为了使用新安装的软件包，您必须在Google Colab上重新启动运行时。

In [None]:
import sys

if "google.colab" in sys.modules:

    import IPython

    app = IPython.Application.instance()
    app.kernel.do_shutdown(True)

<div class="alert alert-block alert-warning">
<b>⚠️内核即将重新启动。在继续进行下一步之前，请等待它完成。⚠️</b>
</div>

### 验证您的笔记本环境（仅限Colab）

在Google Colab上验证您的环境。

In [None]:
import sys

if "google.colab" in sys.modules:

    from google.colab import auth

    auth.authenticate_user()

设置Google Cloud项目信息
了解更多关于[设置项目和开发环境](https://cloud.google.com/vertex-ai/docs/start/cloud-environment)。

In [None]:
PROJECT_ID = "[your-project-id]"  # @param {type:"string"}
LOCATION = "us-central1"  # @param {type:"string"}

创建一个云存储桶

创建一个存储桶来存储中间产物，例如数据集。

In [None]:
BUCKET_URI = f"gs://your-bucket-name-{PROJECT_ID}-unique"  # @param {type:"string"}

如果您的存储桶尚不存在：运行以下单元格以创建您的云存储存储桶。

In [None]:
! gsutil mb -l $LOCATION -p $PROJECT_ID $BUCKET_URI

### 初始化用于Python的Vertex AI SDK

要开始使用Vertex AI，您必须拥有现有的Google Cloud项目，并启用[Vertex AI API](https://console.cloud.google.com/flows/enableapi?apiid=aiplatform.googleapis.com)。使用您的项目和创建的存储桶初始化Python的Vertex AI SDK。

In [None]:
from google.cloud import aiplatform

aiplatform.init(project=PROJECT_ID, location=LOCATION, staging_bucket=BUCKET_URI)

### 服务账户

您可以使用服务账户来创建Vertex AI Pipeline作业。如果您不想使用项目的计算引擎服务账户，将`SERVICE_ACCOUNT`设置为另一个服务账户ID。

In [None]:
SERVICE_ACCOUNT = "[your-service-account]"  # @param {type:"string"}

In [None]:
import sys

IS_COLAB = "google.colab" in sys.modules
if (
    SERVICE_ACCOUNT == ""
    or SERVICE_ACCOUNT is None
    or SERVICE_ACCOUNT == "[your-service-account]"
):
    # Get your service account from gcloud
    if not IS_COLAB:
        shell_output = !gcloud auth list 2>/dev/null
        SERVICE_ACCOUNT = shell_output[2].replace("*", "").strip()

    else:  # IS_COLAB:
        shell_output = ! gcloud projects describe  $PROJECT_ID
        project_number = shell_output[-1].split(":")[1].strip().replace("'", "")
        SERVICE_ACCOUNT = f"{project_number}-compute@developer.gserviceaccount.com"

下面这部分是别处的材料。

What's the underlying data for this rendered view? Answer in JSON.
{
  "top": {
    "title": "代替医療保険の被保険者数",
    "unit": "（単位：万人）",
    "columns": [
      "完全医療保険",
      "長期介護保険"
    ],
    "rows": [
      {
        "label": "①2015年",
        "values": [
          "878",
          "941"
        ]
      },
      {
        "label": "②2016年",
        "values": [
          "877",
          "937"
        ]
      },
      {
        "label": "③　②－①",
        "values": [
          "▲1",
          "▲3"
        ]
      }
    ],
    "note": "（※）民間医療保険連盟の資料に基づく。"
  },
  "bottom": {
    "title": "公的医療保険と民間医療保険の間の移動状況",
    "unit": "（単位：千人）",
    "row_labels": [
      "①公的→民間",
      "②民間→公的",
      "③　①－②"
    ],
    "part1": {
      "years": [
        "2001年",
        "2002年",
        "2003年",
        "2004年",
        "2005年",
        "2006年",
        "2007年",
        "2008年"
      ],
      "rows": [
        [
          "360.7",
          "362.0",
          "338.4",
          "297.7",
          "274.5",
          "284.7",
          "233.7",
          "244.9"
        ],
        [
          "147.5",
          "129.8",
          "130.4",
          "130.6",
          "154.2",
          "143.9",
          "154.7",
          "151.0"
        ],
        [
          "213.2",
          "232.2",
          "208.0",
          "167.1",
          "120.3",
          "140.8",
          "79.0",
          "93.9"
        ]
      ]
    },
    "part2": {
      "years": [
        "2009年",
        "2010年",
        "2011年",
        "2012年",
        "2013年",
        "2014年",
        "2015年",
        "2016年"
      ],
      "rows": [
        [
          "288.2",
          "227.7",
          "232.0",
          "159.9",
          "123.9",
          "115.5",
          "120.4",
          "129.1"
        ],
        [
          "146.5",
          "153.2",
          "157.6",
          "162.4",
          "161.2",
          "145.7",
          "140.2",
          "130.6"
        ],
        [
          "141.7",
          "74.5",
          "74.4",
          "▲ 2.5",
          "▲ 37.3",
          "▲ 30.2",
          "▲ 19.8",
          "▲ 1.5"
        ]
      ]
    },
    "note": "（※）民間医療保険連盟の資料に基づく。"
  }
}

    print("Service Account:", SERVICE_ACCOUNT)

设置 Vertex AI 管道的服务帐户访问权限

运行以下命令，将您的服务帐户访问权限赋予您在上一步中创建的存储桶中读取和写入管道工件的权限。每个服务帐户只需运行此步骤一次。

In [None]:
! gsutil iam ch serviceAccount:{SERVICE_ACCOUNT}:roles/storage.objectCreator $BUCKET_URI

! gsutil iam ch serviceAccount:{SERVICE_ACCOUNT}:roles/storage.objectViewer $BUCKET_URI

### 导入库

导入 Vertex AI Python SDK 和其他必需的 Python 库。

In [None]:
import joblib
import kfp
import matplotlib.pyplot as plt
from google.cloud import aiplatform_v1, bigquery
from kfp.v2 import compiler
from sklearn.ensemble import RandomForestClassifier
from sklearn.feature_selection import SelectKBest
from sklearn.model_selection import train_test_split
from sklearn.pipeline import FeatureUnion, Pipeline
from sklearn.preprocessing import LabelBinarizer

### 初始化Python的BigQuery SDK

使用您的项目和已创建的存储桶来初始化Python的BigQuery SDK。

In [None]:
bq_client = bigquery.Client(
    project=PROJECT_ID,
    credentials=aiplatform.initializer.global_config.credentials,
)

### 定义常量

在下一个单元格中，定义您在本次会话中使用的常量。

In [None]:
# Define the public bigquery data source
DATA_SOURCE = "bigquery-public-data.ml_datasets.census_adult_income"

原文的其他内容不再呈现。